CT: Well, I had no money. I went to cooking school, and the thing is, you have to pay a shit-ton of money for that. Would I do it again? Not necessarily. But I wanted to prove to myself that I could go do it, and be disciplined enough to do it a hundred and ten percent, and pull as much out of it as possible. I mean, the way that I cook now is nowhere even near what I learned in cooking school. But what I'm trying to do is strip down everything. The butternut squash puree that you had. It's butternut squash, water, a little bit of butter, salt, maple syrup. Nothing more. But the way that I was taught to classically make it, was to use chicken stock, mirepoix, cream, butternut squash, all that stuff. If you notice, I'll put three flavors together. It's that char, with the rye fritter, with the squash puree, and that's it. It's not squash puree with forty flavors, and the rye which has rye and caramelized raisin, and the char. You know what I mean? As I keep going I try to strip down more and more. I try to take everything out. I guess my cooking is more of a study in psychology, and irony, and the essence of what something is. It's all these things smashed together.

But sometimes with a sense of humor. I want to get surgical trays, and serve raw meat on them, and have people eat it with surgical tweezers. And there's a dish called “primal,” which is bone marrow, sweet breads, and broken bones on the plate. They're like smashed bones, obviously not edible. I'm actually not a fan of inedible garnishes, but with this one I was trying to make a statement. When you go to a table and you set that dish down, you can tell a lot about people. Some people dive into it. They still have that primal instinct. But some people don't even want to touch it. So you can see what kind of person they really are.

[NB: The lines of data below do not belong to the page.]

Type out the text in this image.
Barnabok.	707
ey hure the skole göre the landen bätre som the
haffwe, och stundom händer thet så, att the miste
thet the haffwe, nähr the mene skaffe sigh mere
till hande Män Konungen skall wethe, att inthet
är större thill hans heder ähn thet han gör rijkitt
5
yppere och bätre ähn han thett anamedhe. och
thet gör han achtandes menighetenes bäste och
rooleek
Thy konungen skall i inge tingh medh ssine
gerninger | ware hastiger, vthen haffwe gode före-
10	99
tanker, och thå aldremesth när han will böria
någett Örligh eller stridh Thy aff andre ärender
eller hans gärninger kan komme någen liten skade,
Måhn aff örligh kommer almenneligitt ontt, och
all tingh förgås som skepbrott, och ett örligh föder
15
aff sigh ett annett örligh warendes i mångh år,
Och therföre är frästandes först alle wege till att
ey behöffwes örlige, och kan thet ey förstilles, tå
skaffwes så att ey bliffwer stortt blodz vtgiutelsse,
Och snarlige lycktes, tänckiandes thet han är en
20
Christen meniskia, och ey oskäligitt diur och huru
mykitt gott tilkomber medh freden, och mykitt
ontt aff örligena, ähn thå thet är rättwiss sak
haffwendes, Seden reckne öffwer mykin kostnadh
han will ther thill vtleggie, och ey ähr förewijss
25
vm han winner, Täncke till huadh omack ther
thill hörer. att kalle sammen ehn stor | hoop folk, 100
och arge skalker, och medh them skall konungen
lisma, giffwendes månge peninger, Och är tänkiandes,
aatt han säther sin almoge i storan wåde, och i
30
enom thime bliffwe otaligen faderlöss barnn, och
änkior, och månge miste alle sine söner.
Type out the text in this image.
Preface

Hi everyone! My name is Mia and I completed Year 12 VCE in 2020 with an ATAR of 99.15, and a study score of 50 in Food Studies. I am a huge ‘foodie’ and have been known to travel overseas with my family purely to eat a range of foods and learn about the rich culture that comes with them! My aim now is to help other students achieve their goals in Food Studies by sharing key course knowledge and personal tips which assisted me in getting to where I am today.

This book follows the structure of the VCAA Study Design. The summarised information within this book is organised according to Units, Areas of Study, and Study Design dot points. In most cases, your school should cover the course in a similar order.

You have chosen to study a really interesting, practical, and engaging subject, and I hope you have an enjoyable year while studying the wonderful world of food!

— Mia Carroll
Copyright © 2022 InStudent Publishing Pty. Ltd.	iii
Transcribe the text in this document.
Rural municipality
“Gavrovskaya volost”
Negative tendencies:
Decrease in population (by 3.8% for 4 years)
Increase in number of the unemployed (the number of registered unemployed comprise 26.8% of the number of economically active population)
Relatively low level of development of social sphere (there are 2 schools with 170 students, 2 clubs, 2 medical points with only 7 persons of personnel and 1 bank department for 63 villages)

SI: So your plate is essentially a Rorschach test?

CT: Basically. I did a dinner, it was in San Diego like five years ago when I started these. It was like the third or fourth dinner that I was doing, and I was doing it for this supper club. It was a dining group, and they were all dressed up. But none of them were really talking to each other. So the next time I did the dinner — I made another dinner for them — I made this really crunchy dish, where I knew it would make everybody uncomfortable. Because everybody was so quiet. So they're all sitting there covering their mouths, looking at each other, and just crunching. And I went in, and I started laughing, and I said, “the only reason I made this dish is because you guys don't talk.” And it totally broke the ice. They didn't even realize, and then after that, you couldn't stop them from talking.

It's making observations like that which I like doing. I'll dip into my artistic style, which is kind of a psychology point. Sometimes I'll start a dinner off with a course that's gonna punch you in the face. But then the next one will go down, and then it will build up a little bit, then go down, and then boom! I think of it more as a heart monitor. If your heart monitor goes up and down, then you're alive. If you have a flat one you're fucking dead. And that's mainly how I think of food. It's very much like a heart monitor, where you have the ups and downs. If you have that slow, flat, thing, then you're dead. Which means your food's dead. Which means it's not exciting.